No Boundaries University Bookstore

This week, we played No Boundaries by Marc Hobbs in a Boundaries university bookstore in NYC, a store whose corporate owner may be struggling but our crew of workers continue showing up each day. We are the cocky clean-up man Greg, our drama-queen cashier Ginnie, former student and customer service rep Tyler, and aspiring singer and store shelver Zeta. We start waiting to open the store on the morning of New Year’s Day discussing our evenings. Zeta and Ginnie both come sauntering up to the store straight from their revels dressed to the nines, while Tyler and Greg arrive dressed for work and relate their comparativley sedate evenings.

Red stick figure stands in front of bookshelves loaded with book with section heads stating "Business" and "Failure".
Image courtesy of Less Than Three Games from Itch.io

Early in the new year, the store begins selling vaping canisters and supplies leading Ginnie to post to Instagram about our wares, in particular starting memes with catchy phrases below a picture or gif of Tyler looking hapless. One of her posts is picked up by Cardi B, leading us to try enticing her to appear at the store. Zeta hopes to be discovered when the star arrives, but Tyler approaches Greg about whether there might be a secondary exit he can use to escape the crowds. Greg prepares a grease bucket next to an air vent for him and explains how to follow it outside. On the big day, the event is interrupted by the need for the fire department to retrieve Tyler from the building HVAC system.

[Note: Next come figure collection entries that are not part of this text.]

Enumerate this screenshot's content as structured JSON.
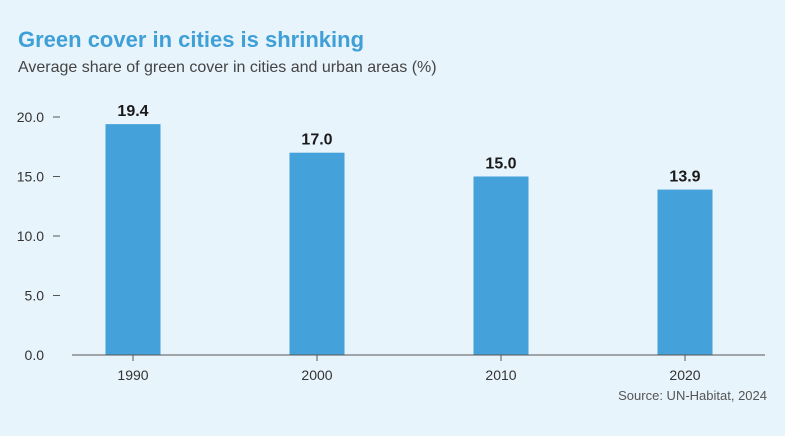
{
  "header": {
    "title": "Green cover in cities is shrinking",
    "subtitle": "Average share of green cover in cities and urban areas (%)"
  },
  "footer": {
    "source": "Source: UN-Habitat, 2024"
  },
  "colors": {
    "background": "#e8f4fb",
    "bar": "#44a1d9",
    "title": "#3f9fd7",
    "value_label": "#1a1a1a",
    "axis": "#555555"
  },
  "chart_data": {
    "type": "bar",
    "title": "Green cover in cities is shrinking",
    "subtitle": "Average share of green cover in cities and urban areas (%)",
    "categories": [
      "1990",
      "2000",
      "2010",
      "2020"
    ],
    "values": [
      19.4,
      17.0,
      15.0,
      13.9
    ],
    "value_labels": [
      "19.4",
      "17.0",
      "15.0",
      "13.9"
    ],
    "ylim": [
      0,
      20
    ],
    "yticks": [
      0,
      5,
      10,
      15,
      20
    ],
    "ytick_labels": [
      "0.0",
      "5.0",
      "10.0",
      "15.0",
      "20.0"
    ],
    "xlabel": "",
    "ylabel": "",
    "grid": false,
    "legend": "none"
  }
}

All the publicity from the Cardi B event and Tyler’s rescue by the FDNY (he appeared in their calendar) leads corporate to change the store’s image to an urban lifestyle brand: No Boundaries. As new lifestyle merchandise moves in, we have to get more creative and begin piling more and more books into the seldom-used children’s section. Tyler is chagrined by all the notoriety brought on by the rescue, especially since corporate used an image of his topless and greased body from that night in all the stores advertising, so he plots with Zeta to convince Ginnie to post more about the singer than the unwilling poster boy. Meanwhile, Zeta and Greg continue to share their friend’s homemade drug, space juice.

Meanwhile, corporate decides to hand control of the store’s cafe over to Taco Bell, thinking it will appeal more to the new clientele. Greg sets up the deep fryers in the children’s section, since they don’t fit anywhere else, but Zeta is incensed, having promised themselves never to come home smelling of oil. Ginnie can hardly contain herself when a customer comes up to the books register to order a dozen chalupas and refuses to recognize the necessity of visiting the cafe, so Tyler has to smooth things over and gets, embarrassingly, recognized again. Zeta and Ginnie are making progress with the new meme content to promote Z’s voice, but worry about the cease & desist they received from Lady Gaga about the unlicensed sale of her eyelashes on eBay. As the year comes to a close, we learn that the university is kicking Boundaries out of the store since it is no longer able to serve student’s textbook needs, so we plan an online protest campaign, including sit-ins and fundraisers to save the store.

In epilogues flashing forward to our futures, we see Greg testifying in a class-action lawsuit against vaping manufacturers, Zeta managing minor YouTube celebrity status, Ginnie going on a virtual apology tour after bringing on the wrath of the internet by posting the wrong meme, and Tyler, nervously clutching his job application, waiting to beg for a job with the new managers of the university bookstore.